Small area prediction and big data visualization: Analysis of soil losses from sheet and rill erosion on cropland
Assessment of soil erosion benefits both the well-being of people and agricultural production. Sustainable and environmentally friendly agriculture needs to balance short-time production, long-term capabilities, and environmental quality. The overarching applications related to the works in this dissertation are related to the National Resources Inventory (NRI) program. The ongoing NRI surveys collect a wealth of sample data describing natural resources conditions and trends to support national policy-making and enterprise-level landowner decision making on resource conservation practices. Among those natural resources issues, soil erosion assessment is of primary interest to prioritize future soil conservation needs and measure past soil conservation impact. Our effort is aimed at estimation of land use and soil erosion rates, especially sheet and rill erosion, through combined techniques of small area estimation and "big" data visualization.

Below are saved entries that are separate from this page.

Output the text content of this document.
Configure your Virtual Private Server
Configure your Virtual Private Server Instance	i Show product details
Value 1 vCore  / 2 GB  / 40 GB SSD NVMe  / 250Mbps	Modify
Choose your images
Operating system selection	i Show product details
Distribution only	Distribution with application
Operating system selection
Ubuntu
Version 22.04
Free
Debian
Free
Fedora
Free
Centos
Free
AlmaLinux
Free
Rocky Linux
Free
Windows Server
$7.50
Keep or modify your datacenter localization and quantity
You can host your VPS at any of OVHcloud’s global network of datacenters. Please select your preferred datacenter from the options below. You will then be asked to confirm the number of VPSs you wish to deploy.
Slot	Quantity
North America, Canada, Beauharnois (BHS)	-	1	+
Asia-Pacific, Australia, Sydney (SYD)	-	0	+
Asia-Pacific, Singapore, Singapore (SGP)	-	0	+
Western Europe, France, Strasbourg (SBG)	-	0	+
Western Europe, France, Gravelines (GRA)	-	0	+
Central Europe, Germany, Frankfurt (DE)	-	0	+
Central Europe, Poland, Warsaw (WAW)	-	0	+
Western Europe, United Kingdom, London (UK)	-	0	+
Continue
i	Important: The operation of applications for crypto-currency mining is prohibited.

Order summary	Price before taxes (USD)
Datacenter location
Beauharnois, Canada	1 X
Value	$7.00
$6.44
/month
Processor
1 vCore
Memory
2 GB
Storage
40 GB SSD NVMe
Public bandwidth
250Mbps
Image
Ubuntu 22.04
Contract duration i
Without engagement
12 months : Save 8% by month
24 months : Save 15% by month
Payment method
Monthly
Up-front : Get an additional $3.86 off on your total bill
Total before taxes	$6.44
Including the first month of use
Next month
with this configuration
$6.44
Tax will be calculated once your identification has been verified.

Small area estimation (SAE) techniques are used to construct model-based estimators when direct survey estimators cannot achieve desired statistical reliability. To account for the zero-contamination and right-skew of the sheet and rill erosion data in our case study, we consider a zero-inflated log-normal model framework and extend the two-part model of Chandra and Chambers (2016) by including an additional parameter to account for significant correlation between the pair of random effects for an area. We develop an empirical Bayes predictor of the area mean that replaces the unknown model parameters in the best predictor, which is guaranteed to be unbiased and have the minimum mean squared error, with consistent parameter estimates. We address the analytic challenges associated with parameter estimation under this model framework by using a maximum likelihood method. Maximum likelihood estimation is challenging because of a need to integrate over a bivariate distribution of the pair of random effects for a county. We transform the bivariate integral to a univariate integral to facilitate numerical integration through a computationally efficient Gauss-Hermite approximation. Computationally efficiency in terms of assessing statistical uncertainty in the estimates is further enhanced by using the "one-step" MSE estimator, an estimator we propose that does not require resampling. The reliable county-level erosion estimates that are not obtainable from the NRI sample data can be used to prioritize conservation resource allocation at a more granular level. To help practitioners implement our SAE methodology, we develop an R package saezero, available at https://github.com/XiaodanLyu/saezero.
Besides the characteristic of reliability, there are many other dimensions of data quality, such as accuracy, consistency, timeliness, usability, accessibility, and relevance, which are featured in the quality assurance (QA) process of NRI. The QA process is operationally complex as the involved databases are large in scale. Effective visualization techniques, under the help of well-managed databases, can facilitate the QA process by alleviating the cognitive load and enabling user-data interactions. By using the reactive framework of R shiny, we built three web-based graphical tools intended to be used by NRI. The first tool "iNtr", whose public version is available at https://lyux.shinyapps.io/table_review/, is designed to help with the labor-intensive NRI table review process so that data accuracy and consistency can be checked as much as possible without sacrificing the timeliness of the NRI releases. The second tool "VISCOVER", available at https://lyux.shinyapps.io/viscover/, is developed to check the accuracy of the auxiliary variables, i.e., public soil and crop-cover data, used in the case study of our SAE methodology. An R package viscover, available at https://github.com/XiaodanLyu/viscover, has also been developed by us for practitioners to query the two databases easily. The third tool "SREM", available at https://lyux.shinyapps.io/srem/, presents an interactive sheet and rill erosion map at a 30-meter spatial resolution to enhance the usability and accessibility of NRI in that the NRI erosion estimates used to be available only at national and state level in the form of printed figures and tables. "SREM" is built upon five databases --- one sheet-and-rill-erosion and four soil-erosion-factor databases we created by assembling the NRI Database and several other public databases by data linkage and statistical modeling.